Key internet trends in SA for 2014

Cape Town - That technology is moving at speed is a given, but a report has indicated the top tech trends that is likely to have an impact in South Africa for 2014.

According to a Cisco Tech Radar Report 2014 report, data will play a key role in technology going forward. But while people may assume that data will be driven by personal communications, the report highlights that machine communication will play an increasing role.

"IT organisations need to prepare for the Internet of Everything (IoE), and what we are now seeing is the emergence of an Application Economy where the focus will no longer be simply on the hardware, but also on supporting a larger number of applications on all connected devices," said Alpheus Mangale, Managing Director for Cisco in South Africa.

SA is not immune from international trends despite the lack of mobile spectrum to roll out true fourth generation broadband, and it is expected that the country will follow developments, even if the pace is muted.

Here are the top trends identified from the Tech Radar Report in SA:

Security

As data traffic grows, so will the need for security. Cisco also reports that the Middle East and Africa is set to post the world’s strongest mobile data traffic growth for at 77%.

In SA, Minister of Communications Yunus Carrim has gone on the record to indicate his determination to drive 100% broadband in SA by 2020 in accordance with the National Development Plan.

"Government has prioritised broadband as the essential underpinning of economic and social activity. In fact, the implementation of this policy needs to take the form of a national project that we are calling South Africa Connect," said Carrim at the South Africa Connect: Creating Opportunities, Ensuring Inclusion workshop in late 2013.

As data traffic increases and even as people use devices in new ways, security is critical to ensure that criminals do not compromise personal information which could break the trust that users have in internet infrastructure.

Machine to machine communication

The main driver of data is expected to be machine to machine (M2M) communications. As data costs come down, more services like home and vehicle security for example, could find new expressions on the internet.



Cisco highlighted the smart world concept as a driver of M2M communication and how it could be used as a better tool to drive smarter cities.

"Another key observation from the report states that, in the Application Economy, practically everything - roads, jet-engine parts, shoes, refrigerators, soil, and supermarket shelves - will have cheap, tiny sensors that generate terabytes of data that can be sifted for key insights."

Transformed home and workplace

Following the idea of M2M and person to machine communications, homes and workplaces will be transformed by the technology, resulting in more efficiency and productivity.

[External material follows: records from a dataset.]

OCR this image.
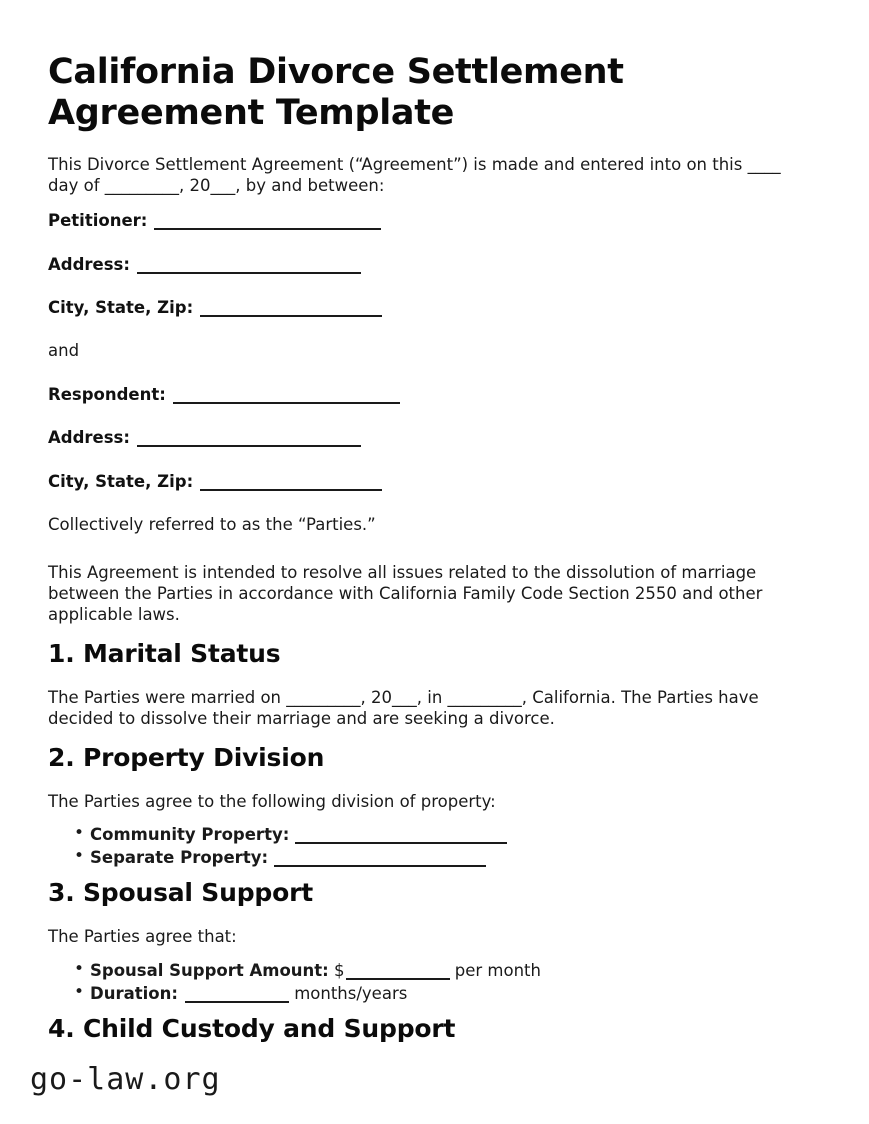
California Divorce Settlement Agreement Template

This Divorce Settlement Agreement (“Agreement”) is made and entered into on this ____
day of _________, 20___, by and between:

Petitioner:

Address:

City, State, Zip:

and

Respondent:

Address:

City, State, Zip:

Collectively referred to as the “Parties.”

This Agreement is intended to resolve all issues related to the dissolution of marriage between the Parties in accordance with California Family Code Section 2550 and other applicable laws.

1. Marital Status

The Parties were married on _________, 20___, in _________, California. The Parties have decided to dissolve their marriage and are seeking a divorce.

2. Property Division

The Parties agree to the following division of property:

• Community Property:
• Separate Property:
3. Spousal Support

The Parties agree that:

• Spousal Support Amount: $	per month
• Duration:	months/years
4. Child Custody and Support
go-law.org
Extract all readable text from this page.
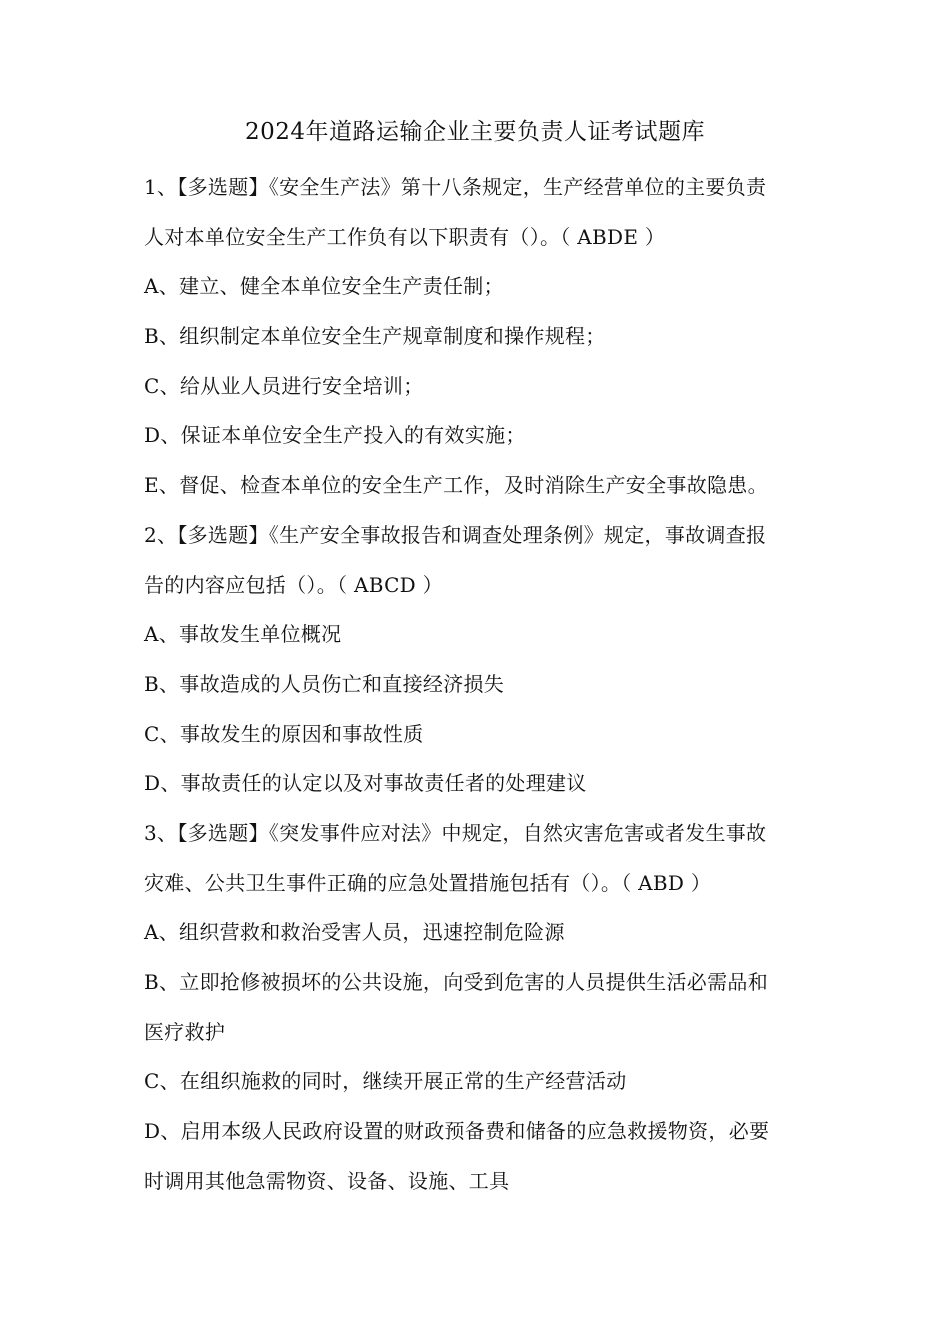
2024年道路运输企业主要负责人证考试题库
1、【多选题】《安全生产法》第十八条规定，生产经营单位的主要负责
人对本单位安全生产工作负有以下职责有（）。（ ABDE ）
A、建立、健全本单位安全生产责任制；
B、组织制定本单位安全生产规章制度和操作规程；
C、给从业人员进行安全培训；
D、保证本单位安全生产投入的有效实施；
E、督促、检查本单位的安全生产工作，及时消除生产安全事故隐患。
2、【多选题】《生产安全事故报告和调查处理条例》规定，事故调查报
告的内容应包括（）。（ ABCD ）
A、事故发生单位概况
B、事故造成的人员伤亡和直接经济损失
C、事故发生的原因和事故性质
D、事故责任的认定以及对事故责任者的处理建议
3、【多选题】《突发事件应对法》中规定，自然灾害危害或者发生事故
灾难、公共卫生事件正确的应急处置措施包括有（）。（ ABD ）
A、组织营救和救治受害人员，迅速控制危险源
B、立即抢修被损坏的公共设施，向受到危害的人员提供生活必需品和
医疗救护
C、在组织施救的同时，继续开展正常的生产经营活动
D、启用本级人民政府设置的财政预备费和储备的应急救援物资，必要
时调用其他急需物资、设备、设施、工具
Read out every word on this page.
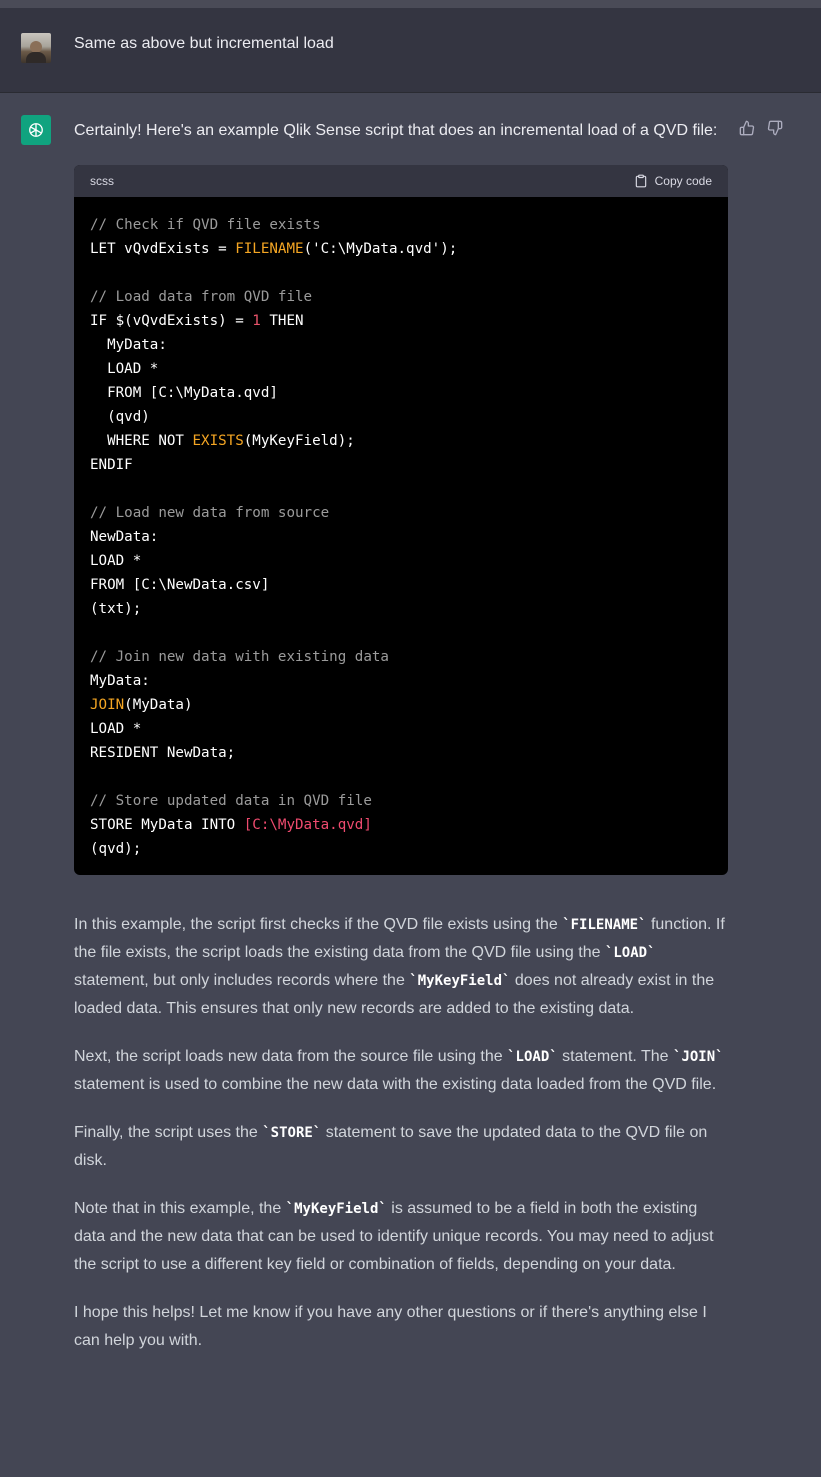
Same as above but incremental load

Certainly! Here's an example Qlik Sense script that does an incremental load of a QVD file:

scss	Copy code
// Check if QVD file exists
LET vQvdExists = FILENAME('C:\MyData.qvd');

// Load data from QVD file
IF $(vQvdExists) = 1 THEN
MyData:
LOAD *
FROM [C:\MyData.qvd]
(qvd)
WHERE NOT EXISTS(MyKeyField);
ENDIF

// Load new data from source
NewData:
LOAD *
FROM [C:\NewData.csv]
(txt);

// Join new data with existing data
MyData:
JOIN(MyData)
LOAD *
RESIDENT NewData;

// Store updated data in QVD file
STORE MyData INTO [C:\MyData.qvd]
(qvd);

In this example, the script first checks if the QVD file exists using the `FILENAME` function. If the file exists, the script loads the existing data from the QVD file using the `LOAD` statement, but only includes records where the `MyKeyField` does not already exist in the loaded data. This ensures that only new records are added to the existing data.

Next, the script loads new data from the source file using the `LOAD` statement. The `JOIN` statement is used to combine the new data with the existing data loaded from the QVD file.

Finally, the script uses the `STORE` statement to save the updated data to the QVD file on disk.

Note that in this example, the `MyKeyField` is assumed to be a field in both the existing data and the new data that can be used to identify unique records. You may need to adjust the script to use a different key field or combination of fields, depending on your data.

I hope this helps! Let me know if you have any other questions or if there's anything else I can help you with.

Higher bandwidth will, according to Cisco, shift the browser to centre stage as a platform for online collaboration.



"One major benefit of new internet architectures is browser-based video and collaboration, which can enhance employee productivity by integrating audio-visual conferences, text notepads, and whiteboards into a real-time web-based multimedia space," the company said.

While today apps have emerged as a strong growth area, the "walled garden" nature of the application ecosystem may gave way to the browser, especially if the browser functionality is expanded to natively include new high speed multimedia technologies.

Video

Natural communication between people is visual and one of the key drivers in internet data has been video.

A Cisco Visual Networking Index (VNI) Global Mobile Data Traffic Forecast Update found that global internet traffic increased by 81% in 2013, making it 18 times the size of the entire internet in 2000.

A key driver was video which made up 53% of all web traffic in 2013.

"Video Mega Trends will similarly transform digital imaging, with ultra HD video, enhancing the viewing experience on televisions, smartphones, augmented reality glasses, tablets, and camera-equipped devices," said Cisco.

Big data

"Big Data is 'the new oil' and needs to be analysed at a rate that matches the speed at which information enters the data warehouse.

"For example, to improve agriculture efficiencies through better decisions based on sensors monitoring weather conditions and soil conditions, fleet management and crop conditions," said Cisco.

As both people and machines generate data, the size of the internet is expected to expand, surpassing 15 exabytes per month by 2018. At the end of 2013, the size of the internet was 1.5 exabytes per month, up from 820 petabytes per month in 2012.